Geriatric Use: Clinical studies of Larotrectinib did not include sufficient numbers of subjects aged 65 and over to determine whether they respond differently from
younger subjects.
Hepatic Impairment: No dose adjustment is recommended for patients with mild hepatic impairment (Child-Pugh A). Larotrectinib clearance was reduced in subjects with moderate (Child-Pugh B) to severe (Child-Pugh C) hepatic impairment. Reduce Larotrectinib dose as recommended.
Renal Impairment: No dose adjustment is recommended for patients with renal impairment of any severity
Drug Interaction
• Strong CYP3A4 Inhibitors: Coadministration of strong CYP3A4 inhibitors with Larotrectinib should be avoided. If coadministration cannot be avoided, reduce the Larotrectinib dose.

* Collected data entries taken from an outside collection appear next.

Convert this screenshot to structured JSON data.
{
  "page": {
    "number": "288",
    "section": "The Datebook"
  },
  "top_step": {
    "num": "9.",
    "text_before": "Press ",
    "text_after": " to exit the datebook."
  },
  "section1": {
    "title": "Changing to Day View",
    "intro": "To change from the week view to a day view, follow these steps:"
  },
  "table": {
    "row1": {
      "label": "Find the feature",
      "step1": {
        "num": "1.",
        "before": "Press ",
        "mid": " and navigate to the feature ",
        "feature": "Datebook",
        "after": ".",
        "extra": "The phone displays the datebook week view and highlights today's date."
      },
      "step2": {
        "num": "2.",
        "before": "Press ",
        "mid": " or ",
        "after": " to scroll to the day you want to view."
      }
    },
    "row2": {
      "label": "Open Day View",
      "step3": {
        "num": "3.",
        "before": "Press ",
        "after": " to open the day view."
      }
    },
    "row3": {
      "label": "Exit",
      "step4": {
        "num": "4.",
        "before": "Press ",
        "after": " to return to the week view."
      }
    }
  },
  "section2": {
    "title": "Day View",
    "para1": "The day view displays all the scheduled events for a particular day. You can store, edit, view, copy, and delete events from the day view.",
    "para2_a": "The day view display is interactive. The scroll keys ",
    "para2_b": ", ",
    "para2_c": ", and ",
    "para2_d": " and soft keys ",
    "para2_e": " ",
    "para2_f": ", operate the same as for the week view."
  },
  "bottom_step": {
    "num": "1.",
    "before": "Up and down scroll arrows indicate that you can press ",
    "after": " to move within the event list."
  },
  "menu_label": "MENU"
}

• Strong CYP3A4 Inducers: Coadministration of strong CYP3A4 inducers with Larotrectinib should be avoided. If coadministration cannot be avoided, increase the Larotrectinib dose.
• Sensitive CYP3A4 Substrates: Coadministration of sensitive CYP3A4 substrates with Larotrectinib should be avoided.
Storage
Do not store above 30 C. Keep away from light and out of the reach of children.
Commercial Pack
Larocentâ„¢ 25: Each box contains 2 blister strips of 6 capsules.
Larocentâ„¢ 100: Each box contains 2 blister strips of 6 capsules.